Extra, Extra! Come Get Your Death Papers!

NORTH COUNTRY MORGUE – It is without a shadow of a doubt that the North Country Morgue serves a morbid purpose – chemically bonding dead bodies to preserve them, but what purpose does this all entail? No one knows the answer to that. Not even Karl the manager knows.

Patients come in willy-nilly, expecting to receive matchless service from the staff, though they themselves are not always so cooperative, which may lead to irreconcilable transgressions. We’ve seen how Crystal has treated Candice, but it is not to be disagreed she has treated many other morgue members the same way.

Other valetudinarians promote their propaganda, spreading false information about other patients and the crew members, working to belittle and discourage anyone from using the North Country Morgue’s grave facilities.

“Yes, you may post that on our door,” Karl would say to a woman handing out flyers for a show featuring a stuntman juggling chainsaws on a unicycle. For a show not even days from then but weeks. Even months into the future.

“Oh, certainly,” he would say to a disheveled man who’s teeth are all golden and falling out of his mouth as he speaks. Crunch. Crunch is what someone would hear if they stuck a microphone right underneath his jaw. Uncanny is what it all is.

But then others emerge from the shadows when there is no Karl around to confront and stop them. Then they must suffer the wrath of the shy Arlo. Oh, Arlo. How timid he is and reluctant to let people paint the morgue’s doors with their crap. Sure, sometimes, it was for a fundraiser for a meaningful cause, like cancer awareness.

One fateful night, Candice approached Arlo at the office door.

“I’m sorry, but there is a gentleman who would like to speak with a manager. If you weren’t here, I would have just sent him on his way.”

Hesitantly, Arlo stood up from his office chair, sending it sprawling into the wall with a THUD. Shaking as if he’d just been lifting cruise ships all day and was struggling to keep himself upright, he exited the door, his presence now a ghost.

“Can I help you, sir?”

The man, jolly as could be with razor scars all across his cheeks, smiled at the lad.

“I’d like to promote this show for a hero of our day. He’s volunteered for every animal shelter, fire station, police station, and jury in the county. And the town has put together an event to commemorate him and all his work. What do you say?”

Arlo looked over his handout, eying the person in question, who looked as if he’d just gotten run over by a train but then was glamoured about at a salon for dead people. Tickets for the occasion cost nearly his life savings – $600. And the timing of it was just impeccable – nine o’clock in the evening. Not that the time mattered to him because he was a night owl. But he was sure no adults in their right mind would want to attend the show.
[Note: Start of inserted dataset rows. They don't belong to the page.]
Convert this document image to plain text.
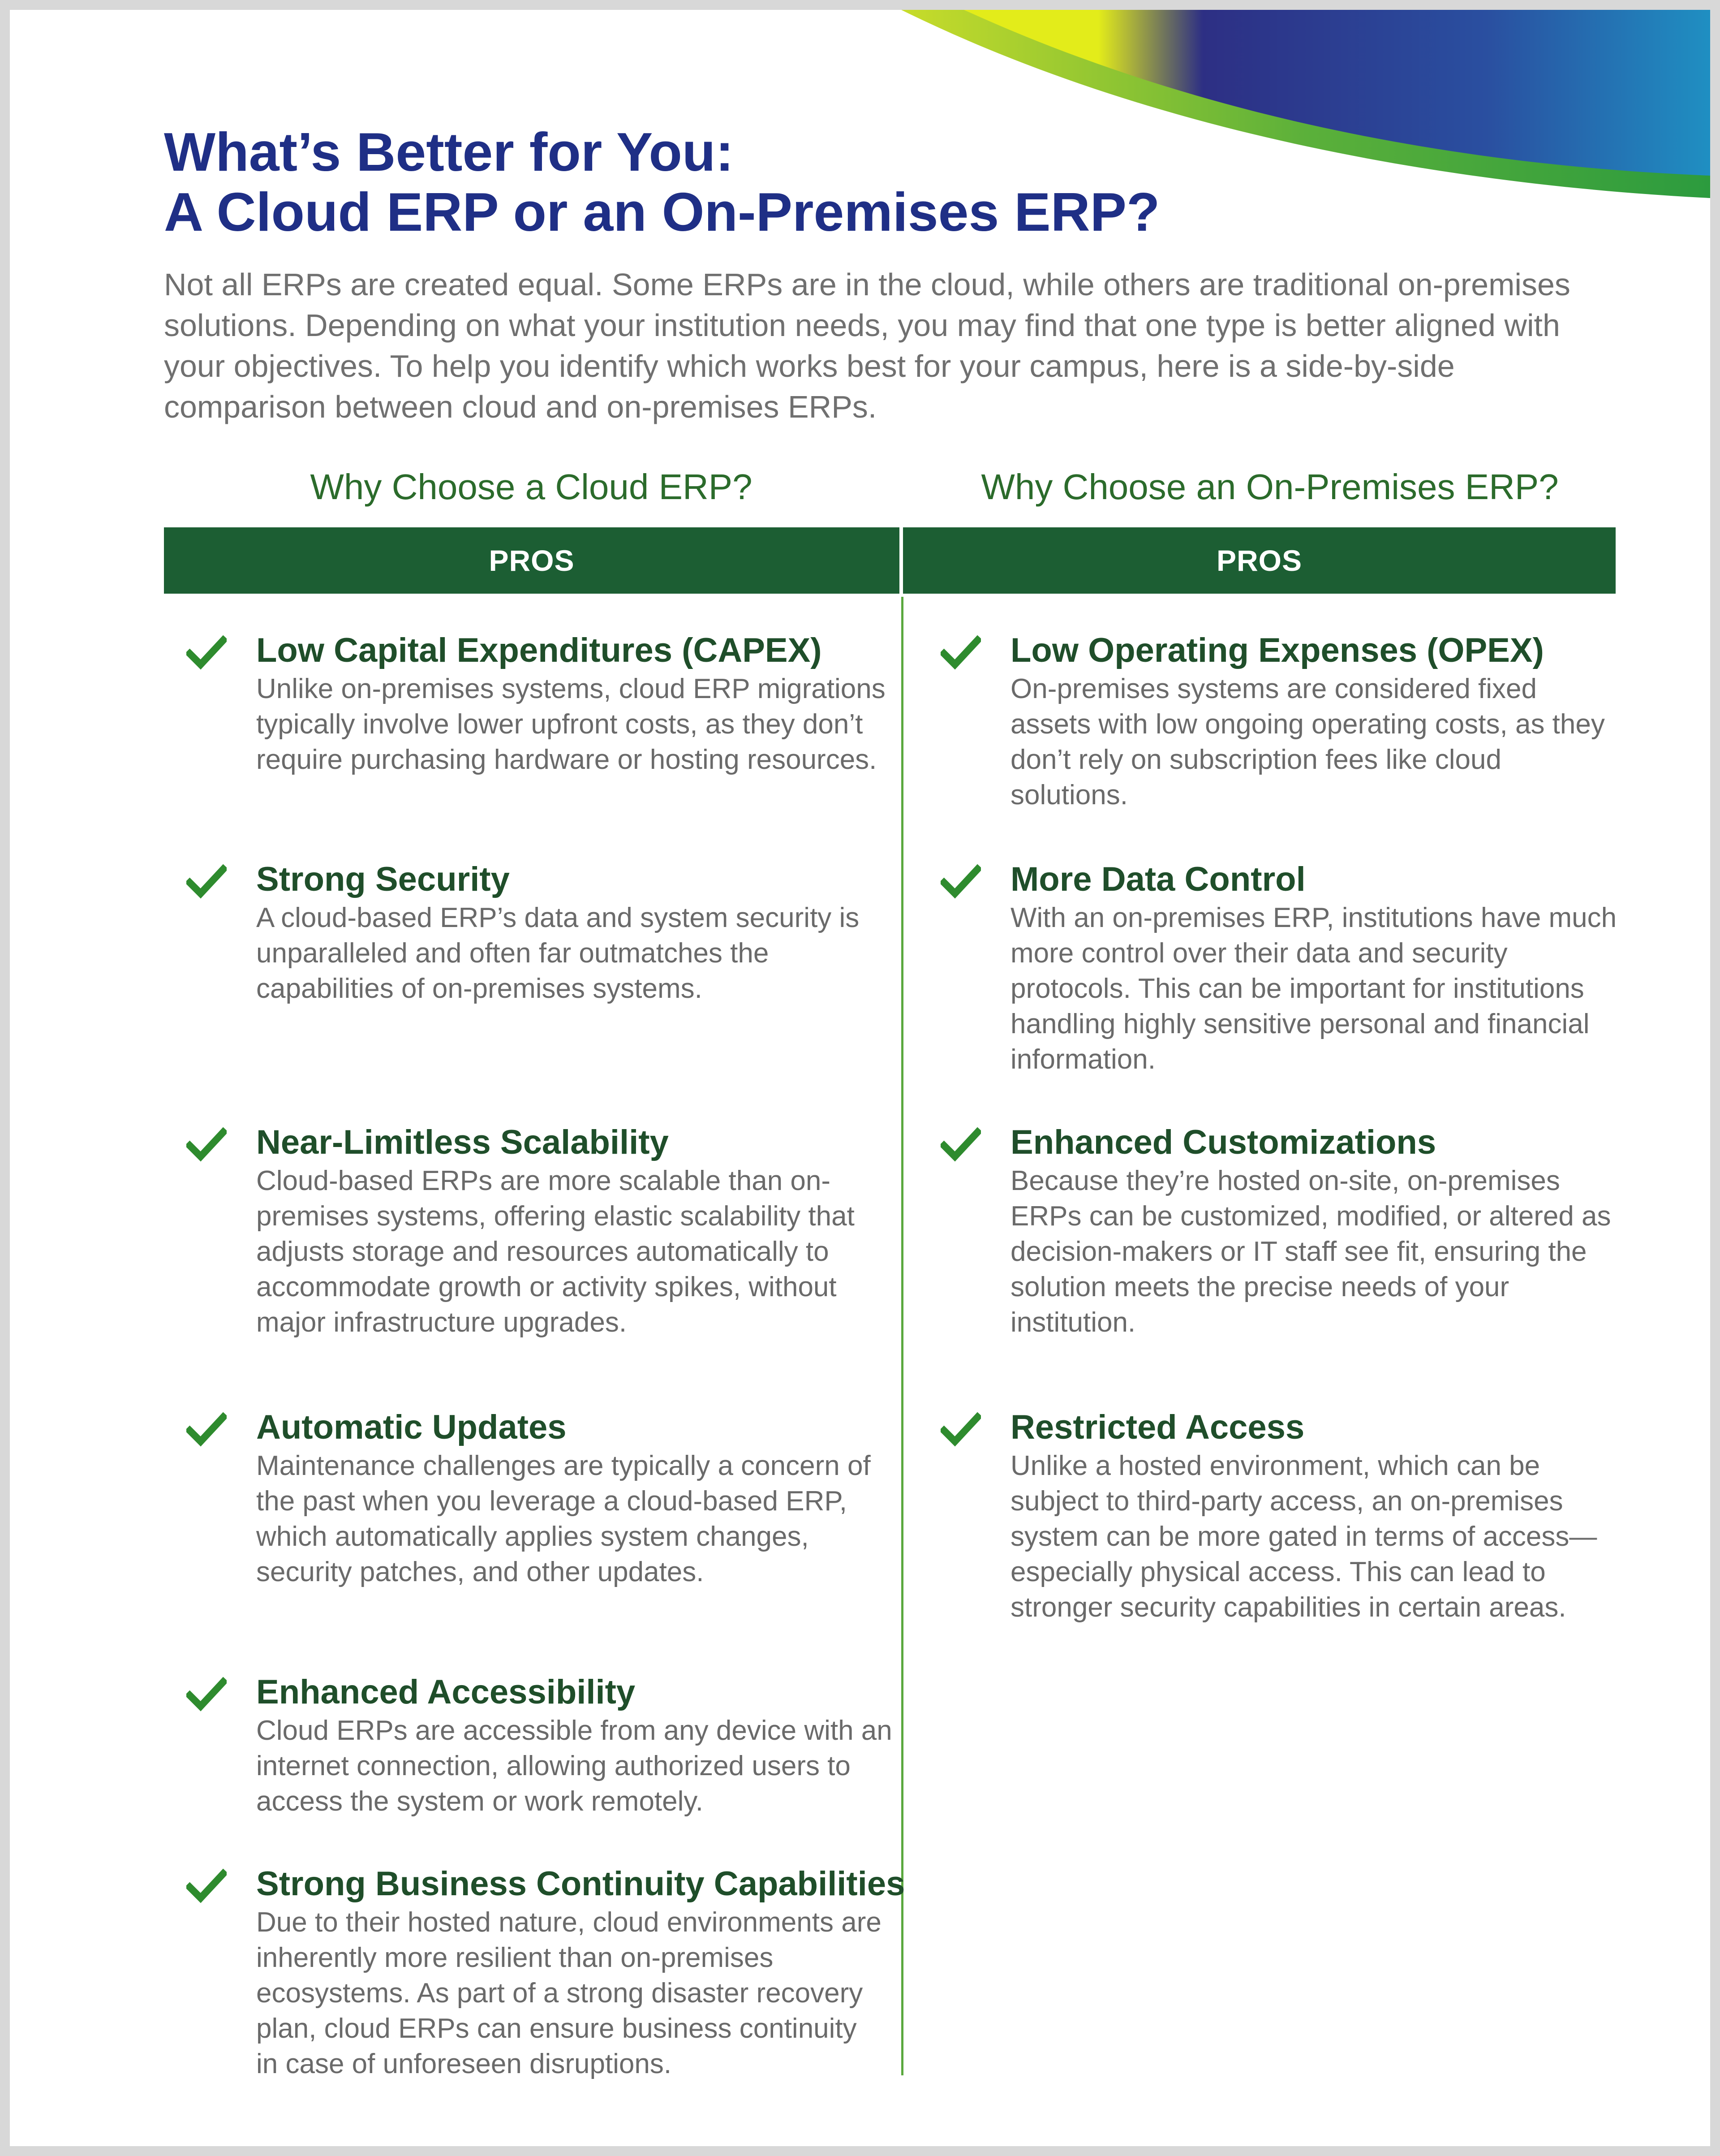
What’s Better for You:
A Cloud ERP or an On-Premises ERP?

Not all ERPs are created equal. Some ERPs are in the cloud, while others are traditional on-premises solutions. Depending on what your institution needs, you may find that one type is better aligned with your objectives. To help you identify which works best for your campus, here is a side-by-side comparison between cloud and on-premises ERPs.

Why Choose a Cloud ERP?	Why Choose an On-Premises ERP?
PROS	PROS
Low Capital Expenditures (CAPEX)

Unlike on-premises systems, cloud ERP migrations typically involve lower upfront costs, as they don’t require purchasing hardware or hosting resources.

Strong Security

A cloud-based ERP’s data and system security is unparalleled and often far outmatches the capabilities of on-premises systems.

Near-Limitless Scalability

Cloud-based ERPs are more scalable than on-premises systems, offering elastic scalability that adjusts storage and resources automatically to accommodate growth or activity spikes, without major infrastructure upgrades.

Automatic Updates

Maintenance challenges are typically a concern of the past when you leverage a cloud-based ERP, which automatically applies system changes, security patches, and other updates.

Enhanced Accessibility

Cloud ERPs are accessible from any device with an internet connection, allowing authorized users to access the system or work remotely.

Strong Business Continuity Capabilities

Due to their hosted nature, cloud environments are inherently more resilient than on-premises ecosystems. As part of a strong disaster recovery plan, cloud ERPs can ensure business continuity in case of unforeseen disruptions.

Low Operating Expenses (OPEX)

On-premises systems are considered fixed assets with low ongoing operating costs, as they don’t rely on subscription fees like cloud solutions.

More Data Control

With an on-premises ERP, institutions have much more control over their data and security protocols. This can be important for institutions handling highly sensitive personal and financial information.

Enhanced Customizations

Because they’re hosted on-site, on-premises ERPs can be customized, modified, or altered as decision-makers or IT staff see fit, ensuring the solution meets the precise needs of your institution.

Restricted Access

Unlike a hosted environment, which can be subject to third-party access, an on-premises system can be more gated in terms of access—especially physical access. This can lead to stronger security capabilities in certain areas.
“I’m sorry. I will have to decline.”

“Why?”

Arlo, because he could not answer under pressure, simply gave silence as a response. The whole situation was sketchy to him. Who would honor a dead man who killed his forefathers with disdain and sarcasm?

“It’s okay. Don’t remember what this guy did. Leave him in the dark and perish away.”

And with that, the man left the morgue, and Arlo was left in shock. Someone spreading publicity about a a dishonorable agent. For shame.